1998 yılı yine ilginç bir şekilde ithalatta ileriye bağlantı etkilerinin ciddi bir şekilde azaldığı bir yıldır. Bunun yanında, önceki iki dönemde bu etkilerin yüksek olduğu sektörler aynı kalmıştır. Bu sektörler; kimya, demir-çelik, metal ve elektrikli makinelerdir. Bu endüstrilerde bağınlaşma artmasına rağmen ithalata bağımlılıkta yerleşik bir yapı devam etmektedir. Bu arada, dokuma ve deri ile ulaştırma ve haberleşme sektörlerinde ithalata bağımlılıklarda ciddi artışlar yaşanmıştır.

1980 öncesinin son yılı olan 1979 ile 1980 sonrasının son yılı olan 1998 yılı karşılaştırmasına göre her iki dönemde de kimya, demir-çelik ve metal endüstrileri ithalatta bağımlılığın en yüksek olduğu sektörleri oluşturmaktadır. 1980 sonrasında elektrikli makinelerde, metalde, dokuma ve deri ile kağıt-kağıt ürünlerinde dışa bağımlılık artmıştır.

İlginç bir şekilde petrol ve kömür ürünlerinde, ulaşım araçlarında, ilaçta ve makinede düşüşler yaşanmıştır.

3-17 numaralar arasındaki sektörlerin oluşturduğu imalat sanayinin tamamı açısından 1980 öncesinde imalat sanayinde ithalata bağımlılık gittikçe azalırken, 1980 sonrasında artışa geçmiş ve bu artış eğilimi 1990’lara kadar devam etmiş, ancak 1998 yılı itibariyle azalmıştır.

Bununla birlikte 1979 yılı ile karşılaştırıldığında, 1998 yılı ithalata bağımlılık açısından hala çok yüksektir.
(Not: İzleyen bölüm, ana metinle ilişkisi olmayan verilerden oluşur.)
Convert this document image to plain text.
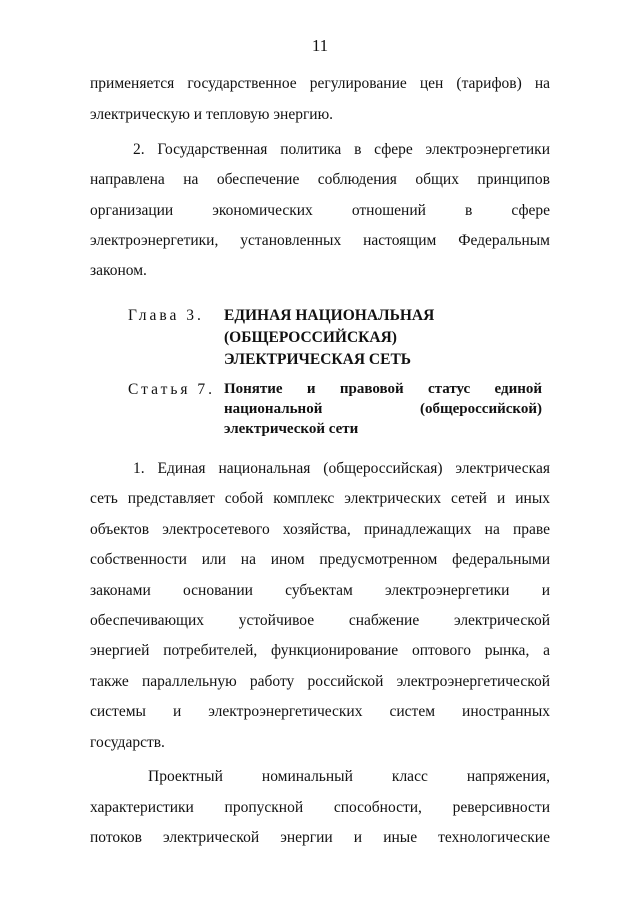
11
применяется государственное регулирование цен (тарифов) на
электрическую и тепловую энергию.
2. Государственная политика в сфере электроэнергетики
направлена на обеспечение соблюдения общих принципов
организации экономических отношений в сфере
электроэнергетики, установленных настоящим Федеральным
законом.
Глава 3. ЕДИНАЯ НАЦИОНАЛЬНАЯ
(ОБЩЕРОССИЙСКАЯ)
ЭЛЕКТРИЧЕСКАЯ СЕТЬ
Статья 7. Понятие и правовой статус единой
национальной (общероссийской)
электрической сети
1. Единая национальная (общероссийская) электрическая
сеть представляет собой комплекс электрических сетей и иных
объектов электросетевого хозяйства, принадлежащих на праве
собственности или на ином предусмотренном федеральными
законами основании субъектам электроэнергетики и
обеспечивающих устойчивое снабжение электрической
энергией потребителей, функционирование оптового рынка, а
также параллельную работу российской электроэнергетической
системы и электроэнергетических систем иностранных
государств.
Проектный номинальный класс напряжения,
характеристики пропускной способности, реверсивности
потоков электрической энергии и иные технологические
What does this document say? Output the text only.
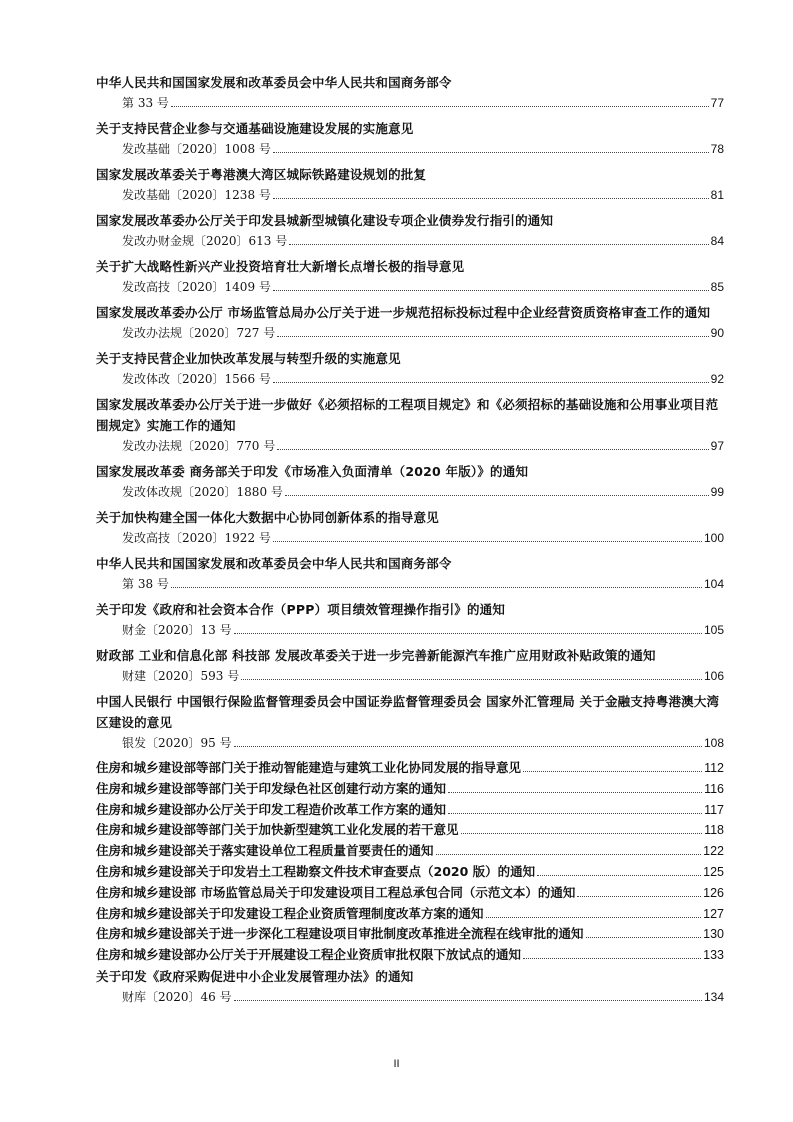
中华人民共和国国家发展和改革委员会中华人民共和国商务部令
第 33 号	77
关于支持民营企业参与交通基础设施建设发展的实施意见
发改基础〔2020〕1008 号	78
国家发展改革委关于粤港澳大湾区城际铁路建设规划的批复
发改基础〔2020〕1238 号	81
国家发展改革委办公厅关于印发县城新型城镇化建设专项企业债券发行指引的通知
发改办财金规〔2020〕613 号	84
关于扩大战略性新兴产业投资培育壮大新增长点增长极的指导意见
发改高技〔2020〕1409 号	85
国家发展改革委办公厅 市场监管总局办公厅关于进一步规范招标投标过程中企业经营资质资格审查工作的通知
发改办法规〔2020〕727 号	90
关于支持民营企业加快改革发展与转型升级的实施意见
发改体改〔2020〕1566 号	92
国家发展改革委办公厅关于进一步做好《必须招标的工程项目规定》和《必须招标的基础设施和公用事业项目范围规定》实施工作的通知
发改办法规〔2020〕770 号	97
国家发展改革委 商务部关于印发《市场准入负面清单（2020 年版）》的通知
发改体改规〔2020〕1880 号	99
关于加快构建全国一体化大数据中心协同创新体系的指导意见
发改高技〔2020〕1922 号	100
中华人民共和国国家发展和改革委员会中华人民共和国商务部令
第 38 号	104
关于印发《政府和社会资本合作（PPP）项目绩效管理操作指引》的通知
财金〔2020〕13 号	105
财政部 工业和信息化部 科技部 发展改革委关于进一步完善新能源汽车推广应用财政补贴政策的通知
财建〔2020〕593 号	106
中国人民银行 中国银行保险监督管理委员会中国证券监督管理委员会 国家外汇管理局 关于金融支持粤港澳大湾区建设的意见
银发〔2020〕95 号	108
住房和城乡建设部等部门关于推动智能建造与建筑工业化协同发展的指导意见	112
住房和城乡建设部等部门关于印发绿色社区创建行动方案的通知	116
住房和城乡建设部办公厅关于印发工程造价改革工作方案的通知	117
住房和城乡建设部等部门关于加快新型建筑工业化发展的若干意见	118
住房和城乡建设部关于落实建设单位工程质量首要责任的通知	122
住房和城乡建设部关于印发岩土工程勘察文件技术审查要点（2020 版）的通知	125
住房和城乡建设部 市场监管总局关于印发建设项目工程总承包合同（示范文本）的通知	126
住房和城乡建设部关于印发建设工程企业资质管理制度改革方案的通知	127
住房和城乡建设部关于进一步深化工程建设项目审批制度改革推进全流程在线审批的通知	130
住房和城乡建设部办公厅关于开展建设工程企业资质审批权限下放试点的通知	133
关于印发《政府采购促进中小企业发展管理办法》的通知
财库〔2020〕46 号	134
II
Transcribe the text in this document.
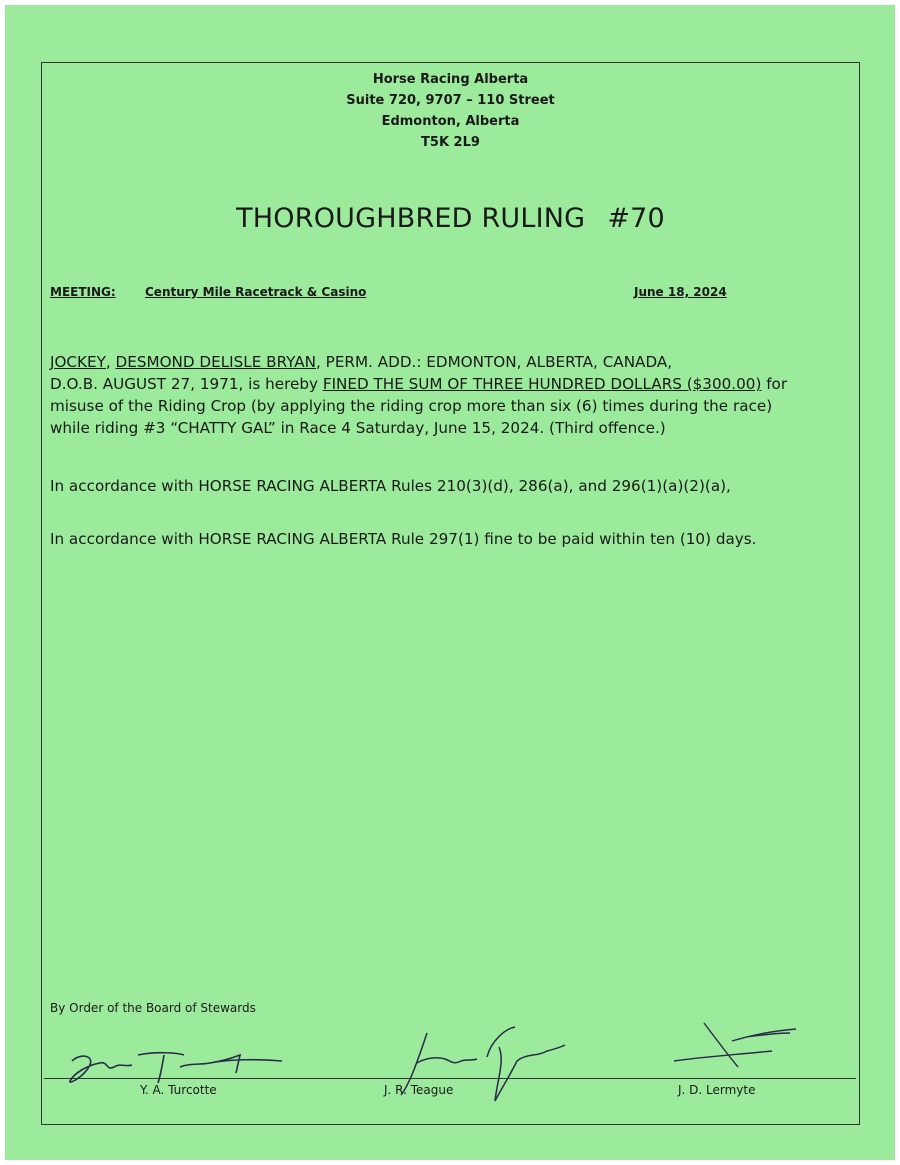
Horse Racing Alberta
Suite 720, 9707 – 110 Street
Edmonton, Alberta
T5K 2L9
THOROUGHBRED RULING #70
MEETING: Century Mile Racetrack & Casino	June 18, 2024
JOCKEY, DESMOND DELISLE BRYAN, PERM. ADD.: EDMONTON, ALBERTA, CANADA,
D.O.B. AUGUST 27, 1971, is hereby FINED THE SUM OF THREE HUNDRED DOLLARS ($300.00) for
misuse of the Riding Crop (by applying the riding crop more than six (6) times during the race)
while riding #3 “CHATTY GAL” in Race 4 Saturday, June 15, 2024. (Third offence.)
In accordance with HORSE RACING ALBERTA Rules 210(3)(d), 286(a), and 296(1)(a)(2)(a),
In accordance with HORSE RACING ALBERTA Rule 297(1) fine to be paid within ten (10) days.
By Order of the Board of Stewards
Y. A. Turcotte	J. R. Teague	J. D. Lermyte
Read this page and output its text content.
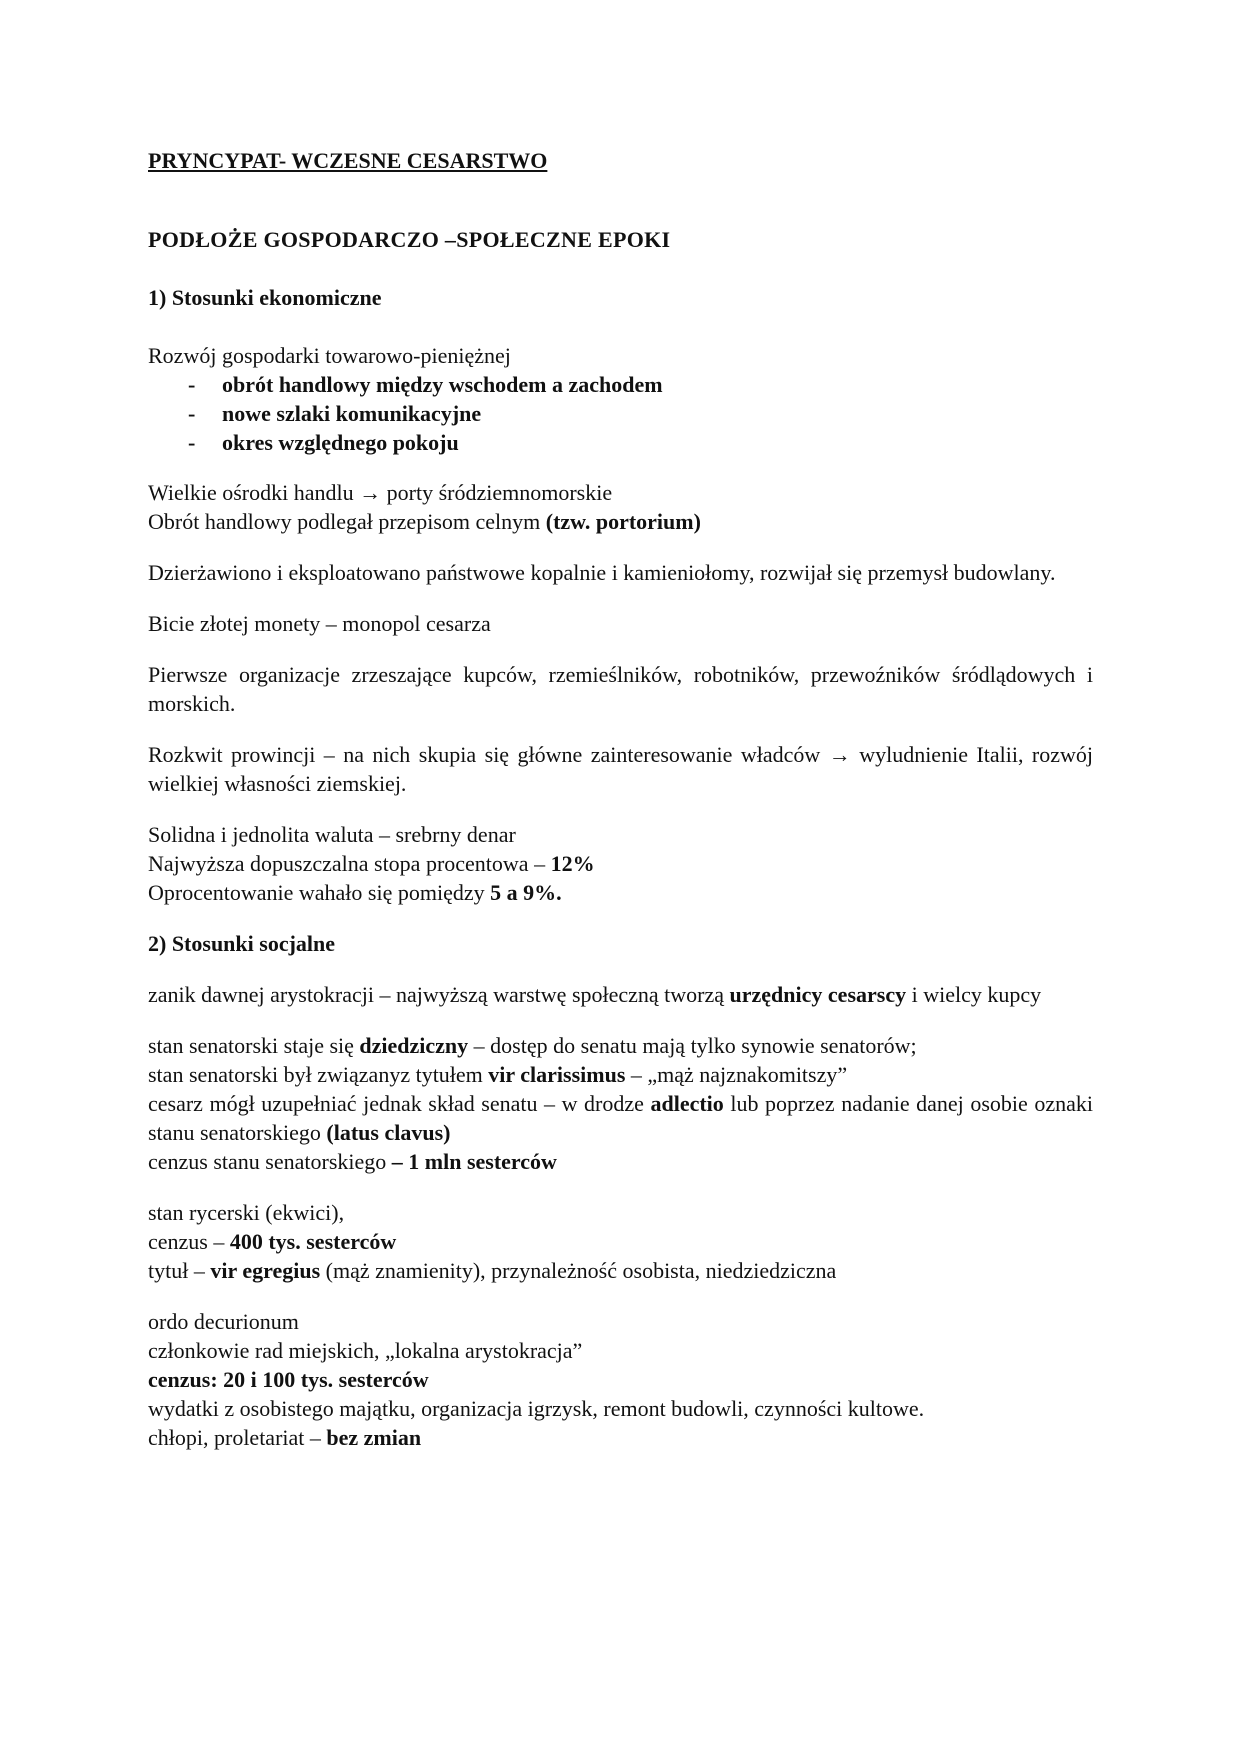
PRYNCYPAT- WCZESNE CESARSTWO

PODŁOŻE GOSPODARCZO –SPOŁECZNE EPOKI

1) Stosunki ekonomiczne

Rozwój gospodarki towarowo-pieniężnej

- obrót handlowy między wschodem a zachodem
- nowe szlaki komunikacyjne
- okres względnego pokoju

Wielkie ośrodki handlu → porty śródziemnomorskie

Obrót handlowy podlegał przepisom celnym (tzw. portorium)

Dzierżawiono i eksploatowano państwowe kopalnie i kamieniołomy, rozwijał się przemysł budowlany.

Bicie złotej monety – monopol cesarza

Pierwsze organizacje zrzeszające kupców, rzemieślników, robotników, przewoźników śródlądowych i morskich.

Rozkwit prowincji – na nich skupia się główne zainteresowanie władców → wyludnienie Italii, rozwój wielkiej własności ziemskiej.

Solidna i jednolita waluta – srebrny denar

Najwyższa dopuszczalna stopa procentowa – 12%

Oprocentowanie wahało się pomiędzy 5 a 9%.

2) Stosunki socjalne

zanik dawnej arystokracji – najwyższą warstwę społeczną tworzą urzędnicy cesarscy i wielcy kupcy

stan senatorski staje się dziedziczny – dostęp do senatu mają tylko synowie senatorów;

stan senatorski był związanyz tytułem vir clarissimus – „mąż najznakomitszy”

cesarz mógł uzupełniać jednak skład senatu – w drodze adlectio lub poprzez nadanie danej osobie oznaki stanu senatorskiego (latus clavus)

cenzus stanu senatorskiego – 1 mln sesterców

stan rycerski (ekwici),

cenzus – 400 tys. sesterców

tytuł – vir egregius (mąż znamienity), przynależność osobista, niedziedziczna

ordo decurionum

członkowie rad miejskich, „lokalna arystokracja”

cenzus: 20 i 100 tys. sesterców

wydatki z osobistego majątku, organizacja igrzysk, remont budowli, czynności kultowe.

chłopi, proletariat – bez zmian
Aynı değerlendirmeyi Türkiye ekonomisinin genel yapısı için de yapmak mümkündür. Zira, imalat sanayinin genel karakteri, ekonominin tamamı için yapılacak değerlendirmelerde temel referanstır.

Sonuç olarak, Türkiye ekonomisinde temel sorunlardan biri olan ithal girdiler cephesindeki dışa bağımlılık önemli bir problem olarak devam etmektedir. Bu sorun, uygulanan sanayileşme stratejilerinin ülkeyi dışa bağımlı bir çizgiye getirdiğinin de bir göstergesidir. Bu dışa bağımlılık, özellikle imalat sanayinin kilit endüstrileri arasındaki bağınlaşmayı azaltmakta, bu da endüstrilerin önderlik edeceği bir sanayileşme ve üretim artışı etkisini yetersiz kılmaktadır. Çeşitli nedenlerle ortaya çıkan böyle bir yapı aynı zamanda yatırım ve istihdam politikalarındaki başarıyı da olumsuz etkileyerek, son yıllarda en önemli sorun haline gelen işsizliğin azaltılmasını da zorlaştırmaktadır. Bu durum, ayrıca yıllardır devam eden ödemeler bilançosu açığı ve bu açığın yol açtığı döviz kıtlığı ile kur dalgalanmalarının temel sebeplerinden birini de oluşturmaktadır.

(7)

Diğer yandan günümüz koşullarının ithalatın engellenmesi ve ithal ikameci endüstrilerin desteklenmesini zorlaştırdığı gerçeği dikkate alındığında, bu bağımlılığın getireceği risklerin azaltılması ile buna bağlı diğer ekonomik sorunların çözümünde, döviz gelir artışı sağlayan sektörlerin göstereceği performansın önemi daha da artmaktadır. Bu bağımlılığın tamamen ortadan kaldırılması mümkün olmamakla birlikte, mutlak anlamda gerekli de değildir. Ancak, ekonomik politika amaçlarına ulaşmada başarı sağlanması bu bağımlılığın azaltılmasını gerektirmektedir. Bu gerçekleştirilmez ise özellikle yurtiçi üretim, istihdam ve katma değer artışı açısından ihracat ve turizm sektörleriyle diğer tüm döviz geliri sağlayan sektörlerin gelişimi gittikçe önemli hale gelmektedir.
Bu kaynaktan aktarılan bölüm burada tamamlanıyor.